Once you know who’s aggressive at the table, it’s time to exploit them. Basically, you want to look for scenarios where aggressive players would normally attempt a bluff. What you’ll want to do is check raise them. You check to give the illusion of weakness, they predictably raise, and you reraise to get them to fold. This works best when the aggressive player is on the button or in the blinds. From those spots, they will take more risks to see a flop. If they’re on the button, they do this because they’ll have position advantage on subsequent rounds. If they are in the blinds, they’ll do this because they already have money invested in the pot.

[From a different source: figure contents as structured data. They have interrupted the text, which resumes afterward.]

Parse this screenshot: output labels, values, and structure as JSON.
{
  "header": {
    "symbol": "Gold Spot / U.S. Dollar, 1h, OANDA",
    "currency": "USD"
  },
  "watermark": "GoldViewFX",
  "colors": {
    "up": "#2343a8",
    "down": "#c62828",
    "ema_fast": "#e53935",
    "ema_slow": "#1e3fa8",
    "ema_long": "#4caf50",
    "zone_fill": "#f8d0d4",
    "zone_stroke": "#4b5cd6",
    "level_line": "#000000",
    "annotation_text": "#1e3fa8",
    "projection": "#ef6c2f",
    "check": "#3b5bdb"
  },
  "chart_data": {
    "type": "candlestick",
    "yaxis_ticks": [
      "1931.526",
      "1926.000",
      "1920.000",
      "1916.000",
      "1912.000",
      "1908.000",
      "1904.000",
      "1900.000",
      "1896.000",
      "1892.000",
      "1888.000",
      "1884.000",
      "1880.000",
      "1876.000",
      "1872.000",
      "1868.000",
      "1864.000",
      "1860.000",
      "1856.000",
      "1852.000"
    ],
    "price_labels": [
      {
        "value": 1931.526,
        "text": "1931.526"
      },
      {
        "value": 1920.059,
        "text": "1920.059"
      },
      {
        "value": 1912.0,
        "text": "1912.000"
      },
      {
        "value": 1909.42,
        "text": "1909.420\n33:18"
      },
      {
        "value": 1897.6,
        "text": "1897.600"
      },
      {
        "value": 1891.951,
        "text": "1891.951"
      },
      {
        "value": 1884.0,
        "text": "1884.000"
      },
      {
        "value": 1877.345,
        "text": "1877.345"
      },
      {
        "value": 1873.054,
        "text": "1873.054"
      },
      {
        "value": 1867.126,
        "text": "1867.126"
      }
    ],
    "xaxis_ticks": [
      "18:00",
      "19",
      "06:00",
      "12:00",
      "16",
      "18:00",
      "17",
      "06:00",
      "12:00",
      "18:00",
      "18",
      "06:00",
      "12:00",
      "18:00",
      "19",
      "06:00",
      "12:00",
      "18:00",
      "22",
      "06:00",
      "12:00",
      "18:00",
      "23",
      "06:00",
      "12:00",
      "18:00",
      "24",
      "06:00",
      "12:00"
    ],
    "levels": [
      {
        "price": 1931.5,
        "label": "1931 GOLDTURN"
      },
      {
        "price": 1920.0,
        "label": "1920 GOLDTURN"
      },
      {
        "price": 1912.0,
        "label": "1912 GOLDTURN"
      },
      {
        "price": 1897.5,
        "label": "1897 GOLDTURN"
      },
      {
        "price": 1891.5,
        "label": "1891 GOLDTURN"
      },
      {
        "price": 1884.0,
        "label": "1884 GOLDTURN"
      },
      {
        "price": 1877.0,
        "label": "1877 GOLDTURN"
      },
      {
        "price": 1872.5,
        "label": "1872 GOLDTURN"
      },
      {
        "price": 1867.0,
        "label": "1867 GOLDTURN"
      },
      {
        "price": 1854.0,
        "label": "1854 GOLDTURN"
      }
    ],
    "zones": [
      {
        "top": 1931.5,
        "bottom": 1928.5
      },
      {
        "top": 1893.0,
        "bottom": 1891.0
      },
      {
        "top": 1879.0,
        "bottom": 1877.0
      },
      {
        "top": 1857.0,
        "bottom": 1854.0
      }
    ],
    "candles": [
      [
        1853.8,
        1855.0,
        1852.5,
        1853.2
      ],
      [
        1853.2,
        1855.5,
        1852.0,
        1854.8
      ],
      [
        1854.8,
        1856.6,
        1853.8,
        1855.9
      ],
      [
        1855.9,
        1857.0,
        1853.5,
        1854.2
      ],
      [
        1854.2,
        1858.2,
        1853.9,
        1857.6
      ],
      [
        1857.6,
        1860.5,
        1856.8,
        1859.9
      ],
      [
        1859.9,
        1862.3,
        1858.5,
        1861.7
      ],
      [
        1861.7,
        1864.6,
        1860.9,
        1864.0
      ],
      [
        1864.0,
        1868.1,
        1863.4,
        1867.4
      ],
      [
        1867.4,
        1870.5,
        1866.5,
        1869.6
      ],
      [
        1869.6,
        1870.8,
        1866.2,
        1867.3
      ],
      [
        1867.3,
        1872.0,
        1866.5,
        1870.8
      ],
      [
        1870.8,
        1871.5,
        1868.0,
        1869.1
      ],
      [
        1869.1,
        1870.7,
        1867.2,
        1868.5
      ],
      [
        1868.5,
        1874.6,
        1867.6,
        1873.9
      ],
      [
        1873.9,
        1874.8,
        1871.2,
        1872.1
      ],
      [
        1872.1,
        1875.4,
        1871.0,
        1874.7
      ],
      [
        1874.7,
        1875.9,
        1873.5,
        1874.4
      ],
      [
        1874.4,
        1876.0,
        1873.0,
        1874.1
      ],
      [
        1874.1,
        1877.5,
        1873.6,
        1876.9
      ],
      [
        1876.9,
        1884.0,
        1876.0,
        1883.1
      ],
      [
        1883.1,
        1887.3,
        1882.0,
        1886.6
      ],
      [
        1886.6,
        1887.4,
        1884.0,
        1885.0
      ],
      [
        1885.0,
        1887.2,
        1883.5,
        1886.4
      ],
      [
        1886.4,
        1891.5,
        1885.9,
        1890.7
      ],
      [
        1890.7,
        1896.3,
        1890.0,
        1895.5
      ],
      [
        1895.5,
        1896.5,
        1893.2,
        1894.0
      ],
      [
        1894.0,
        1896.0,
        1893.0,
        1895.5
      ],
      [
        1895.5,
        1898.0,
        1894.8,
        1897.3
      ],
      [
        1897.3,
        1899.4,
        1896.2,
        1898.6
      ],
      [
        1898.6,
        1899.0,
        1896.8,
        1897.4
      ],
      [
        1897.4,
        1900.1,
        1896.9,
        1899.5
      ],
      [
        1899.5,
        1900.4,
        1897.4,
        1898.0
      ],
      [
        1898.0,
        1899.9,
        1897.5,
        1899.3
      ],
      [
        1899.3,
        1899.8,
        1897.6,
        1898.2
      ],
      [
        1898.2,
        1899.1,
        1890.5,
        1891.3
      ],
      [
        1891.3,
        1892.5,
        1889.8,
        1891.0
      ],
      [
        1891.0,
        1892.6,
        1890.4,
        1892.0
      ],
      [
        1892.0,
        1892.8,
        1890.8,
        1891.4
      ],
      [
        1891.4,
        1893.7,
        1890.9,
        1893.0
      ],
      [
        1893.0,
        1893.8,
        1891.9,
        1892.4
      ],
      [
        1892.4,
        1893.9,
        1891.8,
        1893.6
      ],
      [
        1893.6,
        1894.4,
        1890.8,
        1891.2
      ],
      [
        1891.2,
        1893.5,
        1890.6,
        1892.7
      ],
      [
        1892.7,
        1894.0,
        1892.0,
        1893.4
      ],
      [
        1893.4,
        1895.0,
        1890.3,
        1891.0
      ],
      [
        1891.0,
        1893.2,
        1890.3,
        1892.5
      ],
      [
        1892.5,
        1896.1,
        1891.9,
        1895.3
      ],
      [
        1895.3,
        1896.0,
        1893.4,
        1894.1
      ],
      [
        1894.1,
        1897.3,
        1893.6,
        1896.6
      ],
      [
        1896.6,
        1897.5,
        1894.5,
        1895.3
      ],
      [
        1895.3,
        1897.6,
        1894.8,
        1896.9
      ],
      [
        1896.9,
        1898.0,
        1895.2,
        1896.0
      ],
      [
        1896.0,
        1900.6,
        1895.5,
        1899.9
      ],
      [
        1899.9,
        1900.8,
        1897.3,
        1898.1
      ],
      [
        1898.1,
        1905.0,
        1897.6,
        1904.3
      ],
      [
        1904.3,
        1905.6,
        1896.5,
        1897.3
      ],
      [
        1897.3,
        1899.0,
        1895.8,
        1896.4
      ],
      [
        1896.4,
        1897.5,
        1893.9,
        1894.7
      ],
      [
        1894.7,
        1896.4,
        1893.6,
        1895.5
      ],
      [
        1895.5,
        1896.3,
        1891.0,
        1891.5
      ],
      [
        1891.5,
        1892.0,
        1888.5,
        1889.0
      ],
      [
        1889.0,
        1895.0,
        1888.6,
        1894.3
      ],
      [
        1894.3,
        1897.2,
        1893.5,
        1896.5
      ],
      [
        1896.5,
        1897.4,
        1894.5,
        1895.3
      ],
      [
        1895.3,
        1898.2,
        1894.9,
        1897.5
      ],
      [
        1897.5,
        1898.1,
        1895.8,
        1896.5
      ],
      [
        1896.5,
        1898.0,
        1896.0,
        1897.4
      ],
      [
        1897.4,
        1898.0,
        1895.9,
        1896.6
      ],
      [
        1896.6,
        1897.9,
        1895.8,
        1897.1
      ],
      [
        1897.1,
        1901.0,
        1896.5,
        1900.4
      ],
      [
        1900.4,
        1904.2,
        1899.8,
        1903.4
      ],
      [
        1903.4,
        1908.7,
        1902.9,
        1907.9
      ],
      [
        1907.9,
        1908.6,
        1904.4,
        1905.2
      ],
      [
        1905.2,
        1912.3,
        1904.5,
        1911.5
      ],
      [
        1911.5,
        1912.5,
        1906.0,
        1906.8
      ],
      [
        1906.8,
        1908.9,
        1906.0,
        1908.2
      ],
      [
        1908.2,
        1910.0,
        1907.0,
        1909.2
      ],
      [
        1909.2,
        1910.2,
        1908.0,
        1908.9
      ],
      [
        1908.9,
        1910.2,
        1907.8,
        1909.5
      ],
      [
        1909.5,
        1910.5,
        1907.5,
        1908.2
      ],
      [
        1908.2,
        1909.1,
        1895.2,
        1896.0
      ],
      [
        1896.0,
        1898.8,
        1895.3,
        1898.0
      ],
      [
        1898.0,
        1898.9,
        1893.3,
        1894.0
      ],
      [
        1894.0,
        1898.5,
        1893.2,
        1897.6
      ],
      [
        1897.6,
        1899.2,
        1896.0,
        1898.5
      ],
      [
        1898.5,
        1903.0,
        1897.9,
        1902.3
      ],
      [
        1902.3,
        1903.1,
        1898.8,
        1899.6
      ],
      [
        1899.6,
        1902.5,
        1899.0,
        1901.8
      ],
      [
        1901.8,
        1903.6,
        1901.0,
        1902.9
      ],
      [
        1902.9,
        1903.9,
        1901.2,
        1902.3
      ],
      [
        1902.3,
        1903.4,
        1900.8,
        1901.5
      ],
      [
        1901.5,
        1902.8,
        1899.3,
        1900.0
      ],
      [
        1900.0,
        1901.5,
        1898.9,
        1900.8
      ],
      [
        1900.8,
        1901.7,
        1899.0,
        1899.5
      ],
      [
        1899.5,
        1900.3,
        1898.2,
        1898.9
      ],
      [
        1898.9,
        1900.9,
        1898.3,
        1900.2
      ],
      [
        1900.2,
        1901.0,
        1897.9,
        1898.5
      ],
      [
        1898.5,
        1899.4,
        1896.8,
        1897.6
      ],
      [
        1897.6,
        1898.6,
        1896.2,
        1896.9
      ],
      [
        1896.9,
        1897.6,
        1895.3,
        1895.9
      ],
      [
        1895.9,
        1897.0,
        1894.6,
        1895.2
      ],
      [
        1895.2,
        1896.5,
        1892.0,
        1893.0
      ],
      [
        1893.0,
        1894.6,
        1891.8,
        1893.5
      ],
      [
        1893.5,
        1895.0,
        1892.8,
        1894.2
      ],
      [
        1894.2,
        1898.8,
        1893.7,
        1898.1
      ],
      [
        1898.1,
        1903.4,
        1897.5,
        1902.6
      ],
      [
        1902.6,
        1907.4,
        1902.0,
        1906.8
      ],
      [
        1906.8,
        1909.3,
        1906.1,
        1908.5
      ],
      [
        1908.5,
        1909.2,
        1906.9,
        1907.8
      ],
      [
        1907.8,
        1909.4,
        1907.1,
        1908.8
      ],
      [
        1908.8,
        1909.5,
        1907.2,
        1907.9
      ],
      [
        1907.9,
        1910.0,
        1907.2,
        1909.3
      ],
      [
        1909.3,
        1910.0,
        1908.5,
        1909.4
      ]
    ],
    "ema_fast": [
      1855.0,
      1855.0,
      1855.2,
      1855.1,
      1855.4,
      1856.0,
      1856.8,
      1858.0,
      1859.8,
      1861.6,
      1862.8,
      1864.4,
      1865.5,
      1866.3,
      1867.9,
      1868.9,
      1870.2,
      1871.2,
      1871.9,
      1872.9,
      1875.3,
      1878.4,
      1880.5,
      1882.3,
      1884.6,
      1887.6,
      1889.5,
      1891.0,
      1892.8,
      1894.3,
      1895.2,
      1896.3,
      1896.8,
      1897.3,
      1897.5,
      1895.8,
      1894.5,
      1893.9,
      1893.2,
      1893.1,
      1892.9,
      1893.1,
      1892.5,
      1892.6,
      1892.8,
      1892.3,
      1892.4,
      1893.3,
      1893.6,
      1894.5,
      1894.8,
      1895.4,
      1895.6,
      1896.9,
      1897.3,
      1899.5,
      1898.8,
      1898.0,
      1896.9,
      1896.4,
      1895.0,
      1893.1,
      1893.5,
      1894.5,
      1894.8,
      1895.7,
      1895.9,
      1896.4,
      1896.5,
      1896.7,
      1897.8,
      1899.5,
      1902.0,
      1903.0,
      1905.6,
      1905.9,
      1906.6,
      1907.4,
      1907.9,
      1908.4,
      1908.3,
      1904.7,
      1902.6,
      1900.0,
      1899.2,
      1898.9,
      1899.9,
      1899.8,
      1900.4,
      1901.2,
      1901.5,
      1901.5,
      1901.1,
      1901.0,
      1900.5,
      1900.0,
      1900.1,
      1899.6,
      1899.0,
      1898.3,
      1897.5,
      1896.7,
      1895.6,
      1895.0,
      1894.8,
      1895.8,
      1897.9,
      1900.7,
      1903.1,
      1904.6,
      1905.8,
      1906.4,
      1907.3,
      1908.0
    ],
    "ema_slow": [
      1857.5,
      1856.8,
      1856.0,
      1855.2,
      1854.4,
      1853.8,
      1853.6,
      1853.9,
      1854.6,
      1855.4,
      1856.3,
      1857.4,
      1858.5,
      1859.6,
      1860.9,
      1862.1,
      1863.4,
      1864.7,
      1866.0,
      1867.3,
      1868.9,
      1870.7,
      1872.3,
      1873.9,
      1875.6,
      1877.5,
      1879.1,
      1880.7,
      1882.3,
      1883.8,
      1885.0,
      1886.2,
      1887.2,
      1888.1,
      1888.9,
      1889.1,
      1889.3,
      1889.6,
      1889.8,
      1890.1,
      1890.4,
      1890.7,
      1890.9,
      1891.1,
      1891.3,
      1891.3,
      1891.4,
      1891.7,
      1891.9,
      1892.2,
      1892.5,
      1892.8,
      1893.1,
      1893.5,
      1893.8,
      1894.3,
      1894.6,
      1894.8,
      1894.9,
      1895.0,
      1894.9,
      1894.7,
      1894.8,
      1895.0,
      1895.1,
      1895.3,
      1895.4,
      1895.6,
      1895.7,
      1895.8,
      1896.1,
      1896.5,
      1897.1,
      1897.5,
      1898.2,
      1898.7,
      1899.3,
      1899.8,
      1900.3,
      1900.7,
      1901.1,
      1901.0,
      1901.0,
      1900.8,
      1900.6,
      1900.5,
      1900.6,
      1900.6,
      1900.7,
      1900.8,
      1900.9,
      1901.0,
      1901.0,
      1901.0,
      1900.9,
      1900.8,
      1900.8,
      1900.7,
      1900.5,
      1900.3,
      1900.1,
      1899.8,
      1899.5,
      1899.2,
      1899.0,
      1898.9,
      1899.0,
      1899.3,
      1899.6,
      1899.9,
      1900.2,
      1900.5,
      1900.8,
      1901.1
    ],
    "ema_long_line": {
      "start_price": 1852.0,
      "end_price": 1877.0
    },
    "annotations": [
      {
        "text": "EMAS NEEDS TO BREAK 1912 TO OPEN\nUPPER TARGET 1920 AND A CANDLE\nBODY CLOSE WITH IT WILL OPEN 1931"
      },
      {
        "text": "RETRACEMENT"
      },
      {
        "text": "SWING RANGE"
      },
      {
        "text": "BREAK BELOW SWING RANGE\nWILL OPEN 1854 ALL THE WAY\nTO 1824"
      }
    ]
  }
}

Ideally, you want to do a check raise move when you’re just facing the aggressive player, or very few players. It’s generally not a good play with too many players in the pot because this poker strategy has greater chances to backfire.

What’s bound to happen is the following: If the aggressive player was in the blinds, they’ll act first on the next betting round, and they’ll normally open with a large raise to get you to fold. This is where a re-raise usually closes the deal when it didn’t work pre-flop. Think about it for a moment. You have the aggressive player whose poker strategy involves stealing pots, and playing position even with a bad hand. In terms of mathematical probability, more often than not they will get a mediocre starting hand from the three positions I mentioned earlier. More often than not, it means that putting them under pressure will therefore win you the pot. Most aggressive players back off when pushed too hard. It means that you can get away with this kind of play with any two cards because you’re not betting on your strength, your betting on the mathematical probability of them having a weak hand.

There are of course exceptions and risks associated with this strategy. First, you will be more effective when you have a tight player image. Second, that image can quickly be shattered if you over use the strategy, or get caught bluffing while employing it. Third, while this poker strategy relies on probability and position, there’s the real possibility that you may face someone with a really strong hand, and they won’t back off. Finally, there’s always the possibility of overly aggressive players that will push you all in even if they have a weak hand, and that’s a difficult position to be in.  Overusing this poker strategy is risky, but when applied in the right settings, it can get you massive pots.